We won't go into any explanation of how the meters work in this guide, but if you use this code:

[MeterBackground]
Meter=Image
W=320
H=203
SolidColor=20,20,20,255

[MeterIPLabel]
Meter=String
X=160
Y=5
W=300
H=15
FontSize=11
FontColor=255,225,181,255
SolidColor=47,47,47,255
Padding=5,5,5,5
FontWeight=700
StringAlign=Center
AntiAlias=1
Text=IP Address Information

[MeterIP]
Meter=String
MeasureName=MeasureIP
X=160
Y=3R
W=300
H=15
FontSize=11
FontColor=255,225,181,255
SolidColor=47,47,47,255
Padding=5,5,5,5
FontWeight=700
StringAlign=Center
AntiAlias=1

[MeterCountryLabel]
Meter=String
X=5
Y=3R
W=300
H=15
FontSize=11
FontColor=255,225,181,255
SolidColor=47,47,47,255
Padding=5,5,5,5
AntiAlias=1
Text=Country:

[MeterFlagImage]
Meter=Image
MeasureName=MeasureFlagImage
X=90r
Y=7r

[MeterCountryCode]
Meter=String
MeasureName=MeasureCountryCode
X=4R
Y=-7r
FontSize=11
FontColor=252,251,202,255
SolidColor=0,0,0,1
Padding=5,5,5,5
StringCase=Upper
AntiAlias=1

[MeterCountryName]
Meter=String
MeasureName=MeasureCountryName
X=315
Y=0r
W=135
H=15
FontSize=11
FontColor=252,251,202,255
SolidColor=0,0,0,1
Padding=5,5,5,5
StringAlign=Right
ClipString=1
AntiAlias=1

[MeterRegionLabel]
Meter=String
X=5
Y=3R
W=300
H=15
FontSize=11
FontColor=255,225,181,255
SolidColor=47,47,47,255
Padding=5,5,5,5
AntiAlias=1
Text=Region:

[MeterRegion]
Meter=String
MeasureName=MeasureRegion
X=315
Y=0r
W=300
H=15
FontSize=11
FontColor=252,251,202,255
SolidColor=0,0,0,1
Padding=5,5,5,5
StringAlign=Right
AntiAlias=1

[MeterCityLabel]
Meter=String
X=5
Y=3R
W=300
H=15
FontSize=11
FontColor=255,225,181,255
SolidColor=47,47,47,255
Padding=5,5,5,5
AntiAlias=1
Text=City:

[MeterCity]
Meter=String
MeasureName=MeasureCity
X=315
Y=0r
W=300
H=15
FontSize=11
FontColor=252,251,202,255
SolidColor=0,0,0,1
Padding=5,5,5,5
StringAlign=Right
AntiAlias=1

[MeterCityLatitudeLabel]
Meter=String
X=5
Y=3R
W=300
H=15
FontSize=11
FontColor=255,225,181,255
SolidColor=47,47,47,255
Padding=5,5,5,5
AntiAlias=1
Text=Latitude:

[MeterLatitude]
Meter=String
MeasureName=MeasureLatitude
X=315
Y=0r
W=300
H=15
FontSize=11
FontColor=252,251,202,255
SolidColor=0,0,0,1
Padding=5,5,5,5
StringAlign=Right
AntiAlias=1

[MeterCityLongitudeLabel]
Meter=String
X=5
Y=3R
W=300
H=15
FontSize=11
FontColor=255,225,181,255
SolidColor=47,47,47,255
Padding=5,5,5,5
AntiAlias=1
Text=Longitude:

[MeterLongitude]
Meter=String
MeasureName=MeasureLongitude
X=315
Y=0r
W=300
H=15
FontSize=11
FontColor=252,251,202,255
SolidColor=0,0,0,1
Padding=5,5,5,5
StringAlign=Right
AntiAlias=1

You will end up with a final skin that looks like this.

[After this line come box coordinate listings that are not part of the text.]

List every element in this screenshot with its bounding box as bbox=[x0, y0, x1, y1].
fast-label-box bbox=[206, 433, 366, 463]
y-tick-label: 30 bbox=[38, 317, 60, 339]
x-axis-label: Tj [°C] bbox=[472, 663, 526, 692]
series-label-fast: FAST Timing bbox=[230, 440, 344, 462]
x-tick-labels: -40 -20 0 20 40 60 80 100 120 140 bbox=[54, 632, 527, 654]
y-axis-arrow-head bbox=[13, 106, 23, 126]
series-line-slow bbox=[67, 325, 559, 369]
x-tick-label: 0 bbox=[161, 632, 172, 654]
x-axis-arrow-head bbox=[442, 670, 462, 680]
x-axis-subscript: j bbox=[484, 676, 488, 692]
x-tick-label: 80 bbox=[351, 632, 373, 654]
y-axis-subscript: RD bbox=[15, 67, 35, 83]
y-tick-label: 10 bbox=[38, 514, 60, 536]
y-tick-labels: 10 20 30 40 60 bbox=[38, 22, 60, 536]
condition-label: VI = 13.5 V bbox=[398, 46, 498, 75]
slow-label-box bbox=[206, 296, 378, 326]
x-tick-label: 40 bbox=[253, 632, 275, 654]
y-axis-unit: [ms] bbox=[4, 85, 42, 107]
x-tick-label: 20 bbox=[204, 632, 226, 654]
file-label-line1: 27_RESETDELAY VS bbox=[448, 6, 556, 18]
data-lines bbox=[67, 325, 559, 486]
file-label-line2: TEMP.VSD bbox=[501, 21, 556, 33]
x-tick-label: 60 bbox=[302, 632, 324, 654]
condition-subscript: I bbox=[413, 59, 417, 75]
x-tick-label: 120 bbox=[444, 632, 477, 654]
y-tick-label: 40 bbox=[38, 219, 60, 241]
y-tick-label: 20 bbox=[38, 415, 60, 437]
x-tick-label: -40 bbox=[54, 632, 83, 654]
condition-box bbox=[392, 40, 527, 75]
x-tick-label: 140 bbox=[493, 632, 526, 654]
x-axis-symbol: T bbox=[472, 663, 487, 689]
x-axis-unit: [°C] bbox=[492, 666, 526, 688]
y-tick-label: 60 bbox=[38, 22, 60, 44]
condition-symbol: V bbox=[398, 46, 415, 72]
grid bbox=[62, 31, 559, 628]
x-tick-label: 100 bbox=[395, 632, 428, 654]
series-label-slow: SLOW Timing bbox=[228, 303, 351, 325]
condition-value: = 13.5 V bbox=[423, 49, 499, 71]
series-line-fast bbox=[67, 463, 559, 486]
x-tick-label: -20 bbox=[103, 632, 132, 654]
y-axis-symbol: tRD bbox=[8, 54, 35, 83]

You can download the completed .rmskin here:

Download WebParserTutorial.rmskin.

I hope this guide will help you get started with WebParser. It is one of the most powerful features of Rainmeter.

Again, tons of additional help for regular expressions in Rainmeter can be found at: Regular expression options.